The man who waters his grass after a good rain is carrying coals to Newcastle.
Joe was carrying coals to Newcastle when he told the doctor how to cure a cold.
cast about
cast around
To look everywhere; search.
The committee was casting about for an experienced teacher to take the retiring principal's place.
To search your mind; try to remember something; try to think of something.
The teacher cast about for an easy way to explain the lesson.
Jane cast around for a good subject for her report.
cast down
downcast
Discouraged; sad; unhappy.
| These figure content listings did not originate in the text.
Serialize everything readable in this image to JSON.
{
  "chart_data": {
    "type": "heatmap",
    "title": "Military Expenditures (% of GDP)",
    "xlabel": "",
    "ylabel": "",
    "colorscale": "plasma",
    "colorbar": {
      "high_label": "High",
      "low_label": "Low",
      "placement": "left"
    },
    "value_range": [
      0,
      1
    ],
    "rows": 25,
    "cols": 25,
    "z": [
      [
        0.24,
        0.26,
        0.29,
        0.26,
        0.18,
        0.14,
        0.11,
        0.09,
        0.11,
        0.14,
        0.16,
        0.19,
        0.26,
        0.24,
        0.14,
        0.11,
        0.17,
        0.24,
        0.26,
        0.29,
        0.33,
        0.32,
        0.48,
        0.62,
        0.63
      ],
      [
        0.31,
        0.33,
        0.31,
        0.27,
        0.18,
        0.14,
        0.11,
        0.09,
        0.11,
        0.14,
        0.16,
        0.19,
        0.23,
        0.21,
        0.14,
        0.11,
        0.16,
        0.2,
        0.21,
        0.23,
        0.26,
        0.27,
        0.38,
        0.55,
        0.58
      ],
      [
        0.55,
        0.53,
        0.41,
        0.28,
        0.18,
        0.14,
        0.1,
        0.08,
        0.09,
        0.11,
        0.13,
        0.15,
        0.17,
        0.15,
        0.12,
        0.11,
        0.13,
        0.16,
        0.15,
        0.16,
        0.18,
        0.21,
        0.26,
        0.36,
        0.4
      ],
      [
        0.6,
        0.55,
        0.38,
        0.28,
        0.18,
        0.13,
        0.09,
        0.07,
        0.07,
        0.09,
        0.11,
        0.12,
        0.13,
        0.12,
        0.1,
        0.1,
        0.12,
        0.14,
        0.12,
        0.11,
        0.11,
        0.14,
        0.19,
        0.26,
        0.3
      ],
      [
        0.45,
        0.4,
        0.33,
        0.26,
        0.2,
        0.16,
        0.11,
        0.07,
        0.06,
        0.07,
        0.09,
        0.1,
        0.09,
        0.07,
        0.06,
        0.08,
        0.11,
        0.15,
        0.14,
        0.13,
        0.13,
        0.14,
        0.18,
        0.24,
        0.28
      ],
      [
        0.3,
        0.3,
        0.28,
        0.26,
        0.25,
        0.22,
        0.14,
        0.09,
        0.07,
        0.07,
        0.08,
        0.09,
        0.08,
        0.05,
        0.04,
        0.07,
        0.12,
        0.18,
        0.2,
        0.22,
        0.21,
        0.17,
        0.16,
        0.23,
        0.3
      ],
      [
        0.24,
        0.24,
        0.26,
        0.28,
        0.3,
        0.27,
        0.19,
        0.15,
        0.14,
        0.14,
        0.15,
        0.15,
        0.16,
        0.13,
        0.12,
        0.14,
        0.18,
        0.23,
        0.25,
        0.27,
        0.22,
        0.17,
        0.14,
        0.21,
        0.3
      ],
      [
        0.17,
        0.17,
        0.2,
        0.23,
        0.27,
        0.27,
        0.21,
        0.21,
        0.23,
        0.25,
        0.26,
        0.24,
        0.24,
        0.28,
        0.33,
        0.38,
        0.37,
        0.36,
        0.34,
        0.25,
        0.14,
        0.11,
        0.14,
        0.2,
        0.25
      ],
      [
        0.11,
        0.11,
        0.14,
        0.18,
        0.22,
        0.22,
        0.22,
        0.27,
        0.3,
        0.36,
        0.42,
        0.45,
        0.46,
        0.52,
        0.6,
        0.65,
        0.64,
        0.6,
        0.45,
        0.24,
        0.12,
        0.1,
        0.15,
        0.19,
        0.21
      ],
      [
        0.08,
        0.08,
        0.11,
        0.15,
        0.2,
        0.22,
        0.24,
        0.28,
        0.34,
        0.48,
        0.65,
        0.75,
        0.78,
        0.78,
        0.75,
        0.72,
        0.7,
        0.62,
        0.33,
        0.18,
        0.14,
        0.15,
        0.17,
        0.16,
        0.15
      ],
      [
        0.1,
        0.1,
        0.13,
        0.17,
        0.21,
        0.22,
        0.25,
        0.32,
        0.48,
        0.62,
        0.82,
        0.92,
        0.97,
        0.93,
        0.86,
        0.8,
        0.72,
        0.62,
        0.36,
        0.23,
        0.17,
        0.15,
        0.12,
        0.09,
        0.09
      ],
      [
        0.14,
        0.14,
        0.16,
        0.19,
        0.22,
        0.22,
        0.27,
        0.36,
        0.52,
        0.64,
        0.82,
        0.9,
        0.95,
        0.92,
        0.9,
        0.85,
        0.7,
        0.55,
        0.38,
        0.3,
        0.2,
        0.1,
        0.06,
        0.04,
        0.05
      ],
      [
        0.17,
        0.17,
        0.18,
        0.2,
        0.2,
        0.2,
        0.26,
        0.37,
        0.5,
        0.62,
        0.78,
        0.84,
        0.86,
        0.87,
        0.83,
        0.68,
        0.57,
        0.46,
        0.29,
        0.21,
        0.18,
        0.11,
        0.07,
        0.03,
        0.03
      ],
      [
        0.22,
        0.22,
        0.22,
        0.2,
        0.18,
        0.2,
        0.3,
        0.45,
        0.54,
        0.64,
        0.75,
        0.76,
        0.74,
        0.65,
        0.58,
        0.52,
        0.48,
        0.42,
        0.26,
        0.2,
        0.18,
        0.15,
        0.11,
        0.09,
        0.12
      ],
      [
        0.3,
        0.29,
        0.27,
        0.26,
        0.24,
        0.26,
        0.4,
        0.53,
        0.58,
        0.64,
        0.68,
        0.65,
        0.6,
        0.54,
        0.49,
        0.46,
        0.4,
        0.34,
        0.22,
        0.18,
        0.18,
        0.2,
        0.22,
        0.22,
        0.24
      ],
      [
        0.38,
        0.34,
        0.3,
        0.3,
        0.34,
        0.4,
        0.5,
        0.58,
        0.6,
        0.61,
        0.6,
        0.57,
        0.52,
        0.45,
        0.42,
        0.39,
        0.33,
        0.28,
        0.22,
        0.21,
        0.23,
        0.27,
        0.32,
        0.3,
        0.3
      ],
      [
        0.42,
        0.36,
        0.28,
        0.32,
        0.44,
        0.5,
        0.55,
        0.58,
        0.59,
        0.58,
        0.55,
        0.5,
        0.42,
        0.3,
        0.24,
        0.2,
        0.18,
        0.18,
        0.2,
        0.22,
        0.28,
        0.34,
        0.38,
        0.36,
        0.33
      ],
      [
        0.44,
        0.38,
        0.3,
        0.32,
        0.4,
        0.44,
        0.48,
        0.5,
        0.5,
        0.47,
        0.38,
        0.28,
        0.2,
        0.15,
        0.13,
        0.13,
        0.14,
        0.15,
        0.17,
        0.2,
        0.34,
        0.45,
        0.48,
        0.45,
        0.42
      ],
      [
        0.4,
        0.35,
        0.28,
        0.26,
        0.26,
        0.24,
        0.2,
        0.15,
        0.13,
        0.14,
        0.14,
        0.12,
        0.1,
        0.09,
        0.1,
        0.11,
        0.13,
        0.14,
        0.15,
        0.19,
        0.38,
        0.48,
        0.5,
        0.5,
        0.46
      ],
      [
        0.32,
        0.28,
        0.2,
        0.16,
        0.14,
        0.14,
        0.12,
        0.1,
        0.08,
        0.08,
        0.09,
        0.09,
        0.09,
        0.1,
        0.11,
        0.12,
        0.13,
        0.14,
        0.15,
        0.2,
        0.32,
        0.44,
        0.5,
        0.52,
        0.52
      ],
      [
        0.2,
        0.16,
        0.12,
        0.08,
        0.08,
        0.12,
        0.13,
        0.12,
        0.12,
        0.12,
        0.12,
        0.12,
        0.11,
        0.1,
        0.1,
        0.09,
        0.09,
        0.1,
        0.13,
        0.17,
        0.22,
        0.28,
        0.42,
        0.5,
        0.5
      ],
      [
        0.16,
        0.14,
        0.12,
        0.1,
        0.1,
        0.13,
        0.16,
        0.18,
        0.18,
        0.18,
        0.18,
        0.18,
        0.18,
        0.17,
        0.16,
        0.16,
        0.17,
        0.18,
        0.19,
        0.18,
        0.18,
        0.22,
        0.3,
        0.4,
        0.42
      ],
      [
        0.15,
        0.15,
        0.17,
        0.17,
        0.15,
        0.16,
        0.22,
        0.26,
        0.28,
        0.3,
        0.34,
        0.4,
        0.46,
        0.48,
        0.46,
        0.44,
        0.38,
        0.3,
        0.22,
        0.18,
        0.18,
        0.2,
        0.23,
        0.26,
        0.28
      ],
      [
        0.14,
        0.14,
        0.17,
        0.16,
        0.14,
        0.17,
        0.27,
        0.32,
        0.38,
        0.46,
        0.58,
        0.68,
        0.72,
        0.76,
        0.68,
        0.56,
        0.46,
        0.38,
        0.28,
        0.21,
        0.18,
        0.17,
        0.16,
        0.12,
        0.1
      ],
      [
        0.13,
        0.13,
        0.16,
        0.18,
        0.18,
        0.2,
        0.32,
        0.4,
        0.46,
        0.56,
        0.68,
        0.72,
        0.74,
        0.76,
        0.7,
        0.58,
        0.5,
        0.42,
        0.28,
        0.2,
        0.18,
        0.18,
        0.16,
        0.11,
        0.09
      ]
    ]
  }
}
Used less often than the reverse form downcast.
Mary was cast down at the news of her uncle's death.
Charles felt cast down when he lost the race.
cast light upon
shed light upon
throw light upon
cast light on
shed light on
throw light on
To explain; illuminate; clarify.
The letters that were found suddenly cast a new light on the circumstances of Tom's disappearance.
Einstein's General Theory of Relativity threw light upon the enigma of our universe.
cast loose
To unfasten; untie; let loose (as a rope holding a boat).
At that moment Commander Farragut was ordering the last moorings to be cast loose which held the Abraham Lincoln to the pier of Brooklyn.
cast off
To unfasten; untie; let loose (as a rope holding a boat).
The captain of the boat cast off the line and we were soon out in open water.
To untie a rope holding a boat or something suggesting a boat.
We cast off and set sail at 6 A.M.
To knit the last row of stitches.
When she had knitted the twentieth row of stitches she cast off.
To say that you do not know (someone) any more; not accept as a relative or friend.
Mr. Jones cast off his daughter when she married against his wishes.
cast out
To force (someone) to go out or away; banish; expel.
After the scandal, he was cast out of the best society.